The cultural outcome of this is that if ideas of reason, rational action, science and progress are finished, and if the human culture and consciousness formed by those ideas is dangerous and destructive, then the only alternative can only be return to the pre-modern. This is, for me, the cultural driver for the current revival of the sacred and the mystical in art. The ideas of the counterculture, which lived at the edges of mainstream Western culture for decades, have finally taken over. Magic replaces science, belief replaces knowledge, ritual replaces rational action. And at the same time, the idea of the distinctly human subject, a being which is qualitatively different in its capacity and potential from the rest of nature, is dismissed as hubris – the current fashion is to talk of how we are ‘intertwined’ with ‘non-human entities’ who have as much agency as we humans do, and who have their own forms of knowledge, their own form of consciousness, and so on. We are not human subjects any more, but rather objects, much like any other, the product of networks and forces of nature we have little capacity to influence.

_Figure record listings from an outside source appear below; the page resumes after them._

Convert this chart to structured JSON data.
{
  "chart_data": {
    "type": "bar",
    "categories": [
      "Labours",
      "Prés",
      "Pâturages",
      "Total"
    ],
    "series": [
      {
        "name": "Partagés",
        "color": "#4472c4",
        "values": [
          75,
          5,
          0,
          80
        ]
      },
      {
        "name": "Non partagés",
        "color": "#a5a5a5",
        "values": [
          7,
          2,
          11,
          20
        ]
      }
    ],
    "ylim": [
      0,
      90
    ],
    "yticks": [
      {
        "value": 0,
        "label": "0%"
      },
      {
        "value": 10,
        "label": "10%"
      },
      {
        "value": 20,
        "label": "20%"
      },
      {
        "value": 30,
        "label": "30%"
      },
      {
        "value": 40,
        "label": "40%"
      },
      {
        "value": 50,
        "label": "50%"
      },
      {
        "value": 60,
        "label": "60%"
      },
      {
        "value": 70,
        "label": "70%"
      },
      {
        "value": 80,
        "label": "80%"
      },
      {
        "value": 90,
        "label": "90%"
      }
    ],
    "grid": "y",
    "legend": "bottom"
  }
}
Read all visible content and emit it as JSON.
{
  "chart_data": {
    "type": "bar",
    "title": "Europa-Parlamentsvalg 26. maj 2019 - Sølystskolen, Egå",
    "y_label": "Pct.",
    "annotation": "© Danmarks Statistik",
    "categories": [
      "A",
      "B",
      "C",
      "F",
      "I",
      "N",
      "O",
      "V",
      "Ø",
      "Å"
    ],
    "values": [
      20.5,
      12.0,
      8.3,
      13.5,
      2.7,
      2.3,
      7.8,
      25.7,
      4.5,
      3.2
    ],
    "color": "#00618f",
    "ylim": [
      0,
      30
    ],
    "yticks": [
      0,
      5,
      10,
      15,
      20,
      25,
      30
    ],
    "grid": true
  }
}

We can see how the critique of ‘anthropocentrism’ of recent years is really a critique of a human subject and society that puts itself above nature, and which seek to shape and modify nature for its own ends. Those forms of consciousness which seek to ‘be at one’ with the natural order are now more culturally acceptable that this anthropocentric view of human beings. Think of the kind of Hollywood mysticism found in James Cameron’s 2009 movie Avatar – the colonising, technologically driven, acquisitive, warlike humans are faced with an indigenous (alien) culture which is psychically connected to the planet it inhabits. This vision was already acceptable in 2009, now it has become a kind of orthodoxy.
We can see that this view of a dominating, expansive society is one which is however exhausted of any meaning. Why do we continue like this? Our contemporary moment seems to have no answer to this. It has run out of a sense of its own purpose, it has run out of energy. In this moment artists, just like the rest of us, turn to forms of enchantment to put meaning back into the terminus of our modernity.